Nonlinear partial differential equations, Direct method in the calculus of variations, Method of characteristics
✔ Specialist skills | Intercultural skills | Communication skills | Critical thinking skills | Practical and/or problem-solving skills |
This is a standard lecture course. Problems for reports are given occasionally.

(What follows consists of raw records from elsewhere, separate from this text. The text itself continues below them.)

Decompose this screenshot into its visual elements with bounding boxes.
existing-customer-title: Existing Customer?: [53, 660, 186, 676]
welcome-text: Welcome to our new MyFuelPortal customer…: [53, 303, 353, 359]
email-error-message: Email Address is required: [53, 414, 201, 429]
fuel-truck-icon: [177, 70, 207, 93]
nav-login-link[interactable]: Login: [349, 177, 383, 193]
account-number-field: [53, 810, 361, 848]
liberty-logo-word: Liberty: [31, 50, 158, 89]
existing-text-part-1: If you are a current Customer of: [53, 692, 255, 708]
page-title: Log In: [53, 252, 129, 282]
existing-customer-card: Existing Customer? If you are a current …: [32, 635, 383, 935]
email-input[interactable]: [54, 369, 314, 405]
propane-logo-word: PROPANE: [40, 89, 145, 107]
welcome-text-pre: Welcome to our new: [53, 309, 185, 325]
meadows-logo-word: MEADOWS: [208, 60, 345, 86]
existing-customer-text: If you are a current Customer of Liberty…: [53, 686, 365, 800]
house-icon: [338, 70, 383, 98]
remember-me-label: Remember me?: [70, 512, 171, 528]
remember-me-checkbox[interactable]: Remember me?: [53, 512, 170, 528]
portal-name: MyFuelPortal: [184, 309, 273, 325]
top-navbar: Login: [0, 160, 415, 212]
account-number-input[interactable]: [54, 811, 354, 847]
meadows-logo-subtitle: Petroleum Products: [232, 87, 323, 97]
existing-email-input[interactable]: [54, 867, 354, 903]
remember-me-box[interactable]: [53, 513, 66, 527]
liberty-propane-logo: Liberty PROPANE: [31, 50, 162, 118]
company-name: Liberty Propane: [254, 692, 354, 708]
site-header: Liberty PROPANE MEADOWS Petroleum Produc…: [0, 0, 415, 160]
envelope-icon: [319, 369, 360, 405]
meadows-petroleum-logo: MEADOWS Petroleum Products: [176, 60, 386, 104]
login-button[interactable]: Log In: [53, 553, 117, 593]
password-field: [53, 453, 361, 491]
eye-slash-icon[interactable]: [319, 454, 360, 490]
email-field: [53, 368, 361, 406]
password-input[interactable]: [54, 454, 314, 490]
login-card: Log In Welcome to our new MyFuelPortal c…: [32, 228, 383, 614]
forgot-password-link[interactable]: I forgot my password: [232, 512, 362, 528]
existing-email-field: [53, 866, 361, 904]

Course schedule | Required learning | |
---|---|---|
Class 1 | Calculus of variations: The Euler−Lagrange equation | To be able to explain the relation between calculus of variations and the Euler−Lagrange equation. |
Class 2 | Direct method in the calculus of variations (1) | To be able to apply the direct method to show the existence of solutions to the Euler−Lagrange equation. |
Class 3 | Direct method in the calculus of variations (2) | Same as above. |
Class 4 | Inviscid Burgers' equation: Method of characteristics | To be able to use the method of characteristics to solve first-order differential equations. |
Class 5 | Weak solutions to inviscid Burgers' equation: Shock waves and rarefaction waves | To be able to explain what shock waves and rarefaction waves are. |
Class 6 | Weak solutions to inviscid Burgers' equation: Entropy condition | To understand the role of the entropy condition in the uniqueness of weak solutions to inviscid Burgers' equation. |
Class 7 | Epilogue | Other nonlinear PDEs are briefly touched upon to indicate directions for further study. |
Class 8 | Other topics | Details will be provided in the class. |
To enhance effective learning, by referring to textbooks and other course materials, students are encouraged to spend approximately 100 minutes preparing for class and another 100 minutes reviewing class contents afterwards (including assignments) for each class.
None required.
[1] Lawrence C. Evans, Partial Differential Equations, American Mathematical Society, 2010
[2] A. Matsumura and K. Nishihara, Global-in-time Solutions of Nonlinear Differential Equations, Nihon-hyoron-sha, 2004 (Japanese)
[3] Stanley Farlow, Partial Differential Equations Scientists Engineers, Dover Publications, 1993
Evaluation is based on attendance and assignments.
Students are required to take Advanced topics in Analysis A1 (MTH.C405).